Under the methodology, retired teachers, interim teachers, long-term substitutes, and teachers with an emergency or provisional license or a permit to teach would not count as being in a permanent placement.
“I think it’s very unfortunate that this may be construed as there’s this massive increase in the number of vacancies across the state,” he said. “What has changed is we’ve enforced the methodology that’s prescribed in law.”
Tomberlin said that the state statute that dictates how DPI must measure vacancies was changed a few years back and that DPI has been working with districts to make sure vacancies are being measured correctly.
“What we’ve been doing with our schools is really being prescriptive in how we measure vacancies, and it has to follow the law,” he said. “We’ve been working with our districts to really understand what the law says about this.”
So, an increase in rates could be real, could be because of a change in methodology, or it could be a combination of both.
During a previous presentation on Wednesday, Tomberlin showed that there are 3,660 permits to teach, or emergency licenses, held in North Carolina.
With that caveat, the presentation showed that there were 5,540.36 instructional vacancies on the first day of school, up from 3,792.1 the previous year — a 46% increase. On the 40th day of school, there were 5,091.46 instructional vacancies, up from 3,213.9 — a 58% increase from the previous year.
Overall, for the 2021-22 school year, there were roughly 94,083 teacher positions reported in North Carolina districts.
Teacher vacancies are most pronounced in core subjects like Math, English language arts, science, and social studies.
For the 2021-22 school year, the number of teachers leaving the state’s public schools was 7,298, down from 7,736 the year before.
While teacher attrition is going down, it is still higher than it was before COVID-19 hit, but not by much. Tomberlin said it had basically fallen to around where it was before the pandemic after an uptick during the worst of COVID-19.

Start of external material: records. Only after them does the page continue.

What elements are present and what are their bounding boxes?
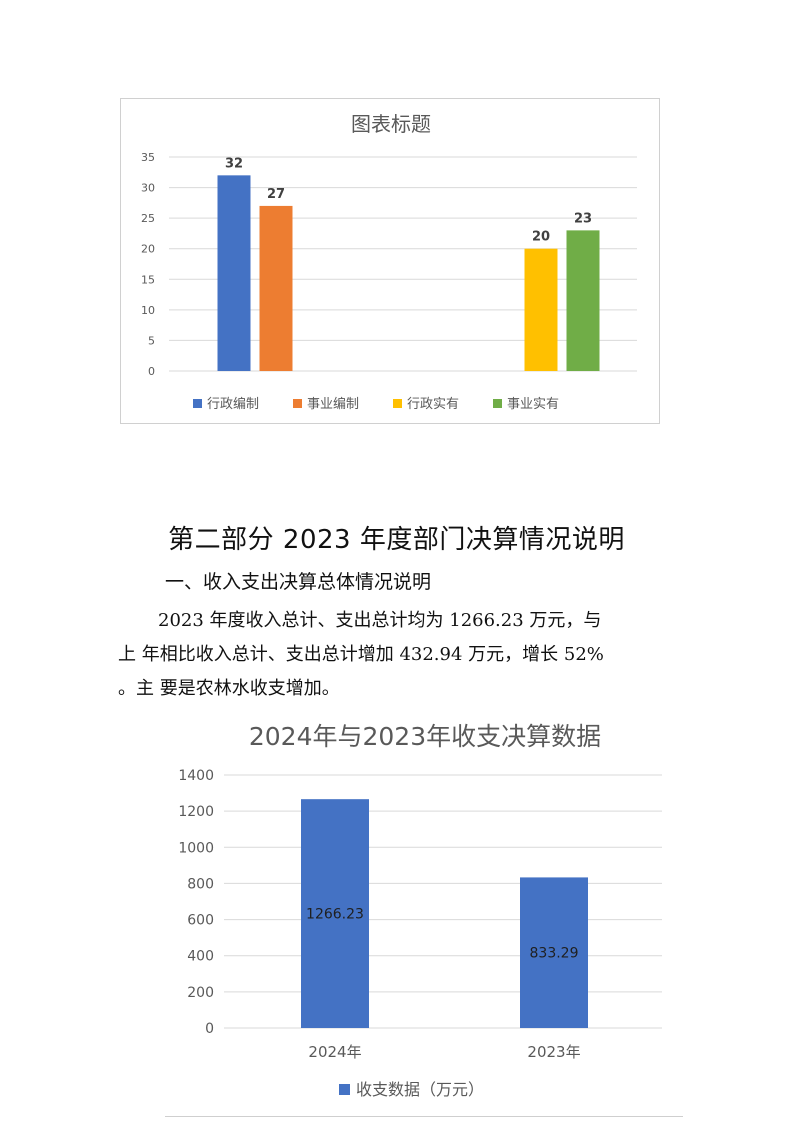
legend-swatch — [393, 399, 402, 408]
chart-title: 图表标题 — [351, 112, 431, 136]
legend-swatch — [339, 1084, 350, 1095]
legend-label: 行政实有 — [407, 397, 459, 412]
data-label: 23 — [574, 211, 592, 226]
y-tick-label: 200 — [187, 985, 214, 1001]
divider — [165, 1116, 683, 1117]
x-tick-label: 2024年 — [308, 1043, 361, 1061]
y-tick-label: 15 — [141, 273, 155, 286]
bar — [566, 230, 600, 371]
y-tick-label: 10 — [141, 304, 155, 317]
y-tick-label: 20 — [141, 243, 155, 256]
legend-label: 事业实有 — [507, 397, 559, 412]
staffing-chart: 图表标题 35 30 25 20 15 10 5 0 32 27 20 23 行政编制 事业编制 行政实有 事业… — [120, 98, 660, 424]
paragraph-line-1: 2023 年度收入总计、支出总计均为 1266.23 万元，与 — [158, 610, 602, 631]
y-tick-label: 600 — [187, 913, 214, 929]
y-tick-label: 5 — [148, 334, 155, 347]
y-tick-label: 400 — [187, 949, 214, 965]
legend-label: 收支数据（万元） — [356, 1080, 484, 1099]
chart-title: 2024年与2023年收支决算数据 — [249, 722, 601, 751]
staffing-chart-svg: 图表标题 35 30 25 20 15 10 5 0 32 27 20 23 行政编制 事业编制 行政实有 事业… — [141, 112, 637, 412]
legend-swatch — [493, 399, 502, 408]
budget-chart: 2024年与2023年收支决算数据 1400 1200 1000 800 600 400 20… — [160, 712, 680, 1112]
data-label: 27 — [267, 187, 285, 202]
bar — [259, 205, 293, 371]
summary-paragraph: 2023 年度收入总计、支出总计均为 1266.23 万元，与 上 年相比收入总… — [118, 604, 668, 706]
bar — [524, 248, 558, 371]
subsection-title: 一、收入支出决算总体情况说明 — [165, 571, 432, 593]
data-label: 833.29 — [530, 946, 579, 962]
legend-label: 行政编制 — [207, 397, 259, 412]
x-tick-label: 2023年 — [527, 1043, 580, 1061]
data-label: 32 — [225, 156, 243, 171]
y-tick-label: 800 — [187, 876, 214, 892]
legend-swatch — [193, 399, 202, 408]
data-label: 20 — [532, 230, 550, 245]
legend-label: 事业编制 — [307, 397, 359, 412]
bar — [217, 175, 251, 371]
y-tick-label: 1000 — [178, 840, 214, 856]
y-tick-label: 30 — [141, 182, 155, 195]
legend-swatch — [293, 399, 302, 408]
data-label: 1266.23 — [306, 907, 364, 923]
paragraph-line-3: 。主 要是农林水收支增加。 — [118, 678, 340, 699]
y-tick-label: 0 — [148, 365, 155, 378]
y-tick-label: 25 — [141, 212, 155, 225]
paragraph-line-2: 上 年相比收入总计、支出总计增加 432.94 万元，增长 52% — [118, 644, 604, 665]
section-title: 第二部分 2023 年度部门决算情况说明 — [168, 525, 625, 555]
y-tick-label: 0 — [205, 1021, 214, 1037]
y-tick-label: 1400 — [178, 768, 214, 784]
bar — [301, 799, 369, 1028]
y-tick-label: 1200 — [178, 804, 214, 820]
budget-chart-svg: 2024年与2023年收支决算数据 1400 1200 1000 800 600 400 20… — [178, 722, 662, 1099]
y-tick-label: 35 — [141, 151, 155, 164]
bar — [520, 877, 588, 1028]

“Attrition in the state of North Carolina is one of the most stable metrics that we have,” Tomberlin said. “It is annually right around the same number every year.”
According to the presentation, beginning teachers are far more likely to leave the state’s public schools than experienced teachers.
“My fear is that we are not taking good enough care of our beginning teachers to ensure that they will persist in the profession,” Tomberlin said.
State Superintendent Catherine Truitt said that attrition among beginning teachers has been in the double digits for years. She said that beginning teachers need more support, and she pointed to the work that DPI and the State Board is doing to enact a licensure reform pilot: Pathways to Excellence for Teaching Professionals.
“I would be remiss if I didn’t remind Board members that our Pathways work, part of its goal is to provide the support that beginning teachers need,” she said.
The majority of teachers leaving the profession in North Carolina listed personal reasons as the rationale for the move. The number of teachers leaving for personal reasons is down from the previous year, as is the number leaving at the initiation of their school district or for reasons beyond the control of the school district.
However, the number of teachers who listed “other reasons” is up.
The Sandhills region of the state saw the largest attrition rate in the state, with the North Central Region having the second highest rate.
“There is wide variation across the state in how (attrition) is impacting individual districts,” Tomberlin said.